DATA: Interacting with, and analyzing it...
When the movie Minority Report came out in 2002, I was working as a VP in the Quant group at Fidelity Investments. Among all the high-tech gadgets introduced in the movie, what stood out to me the most was ease in which Tom Cruise’s character interacted with data and analyzed his problem. I wanted that!
As a Quant, I have always been frustrated that stating the problem is complicated and time-consuming. Worse was knowing that every Quant is doing the same mundane setup work in mapping data items and coding up complex math problems! Then comes the problem of integrating all the independent tools needed to create an end-to-end research and asset management platform.
Is this resource intensive effort part of the value proposition to our clients or where we found competitive advantage over other Quants in the industry? Of course not!
Just look at how Quant Funds like Goldman Sachs, Lazard and Panagora describe their quant investment process. They don’t talk about how much time and energy got put into mapping vendor data or building a backtesters, portfolio construction engines, and downstream analytics. They talk about the things clients want to hear, like the robustness of investment processes, how well portfolios perform, how consistent is that outperformance and did the portfolios adhere to the agreed upon styles.
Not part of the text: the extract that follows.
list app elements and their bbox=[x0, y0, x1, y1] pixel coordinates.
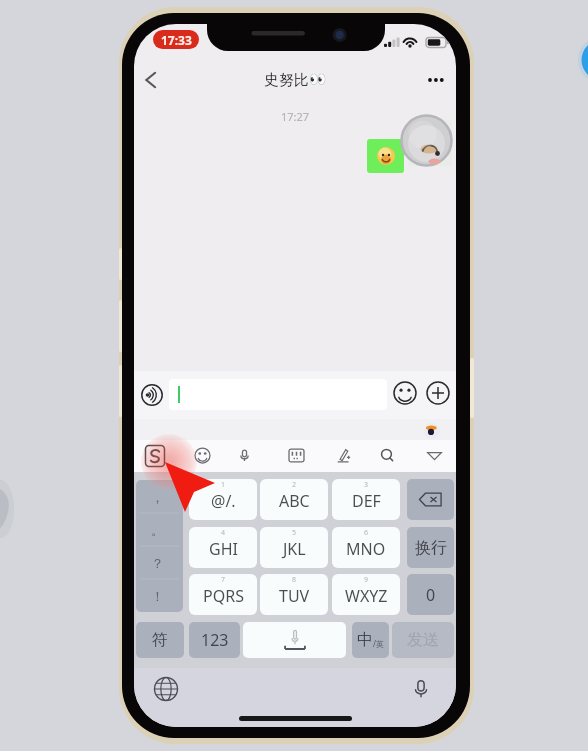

Enter Quotient. Several years ago, Scientific Financial Systems’ founding team of experienced Quant Finance practitioners decided that data scientists needed a major upgrade in the tools they use to perform complex, cutting-edge analytics. After 20,000+ hours of development, we released in 2019 Version 1.0 of our Python-centric, data vendor agnostic, platform independent, quant software suite to handle these common yet critical needs of our industry.
Quotient allows users to easily access, analyze, and integrate data to build financial models, find alpha, and share results and strategies across investment teams. The application also addresses problems as diverse as large and high-dimensional time-series datasets, machine learning algorithms, dataflow management and self-organizing networks, interactive visualization, and automated reconciliation of frequencies, currencies and security identifiers. When released, Version 1.0 provided users with integration and extensive schema mappings to data from Refinitiv’s Quantitative Analytics and QA Cloud, and Bloomberg’s Server API.
I’m excited to announce that this month we just released Version 2.0 of our cutting-edge application. With a redesigned back end, Quotient can now manage much larger data problems, has integrated Jupyter Notebooks and improved functionality across the application. Expanding on our goal to support any data anywhere, Quotient 2.0 now connects to Snowflake Data Warehouses and allows seamless integration into its models of data maintained by users or from vendors like S&P Global. We’ve also made Quotient even easier to deploy locally or to your corporate cloud service using Docker containers.
In summary, Quotient 2.0 is another leap forward in our harnessing the power and functionality of Python for data science and providing users a platform for easily creating custom analytics and visualization.
Perhaps soon we’ll be fitting you with a Minority Report analysis glove.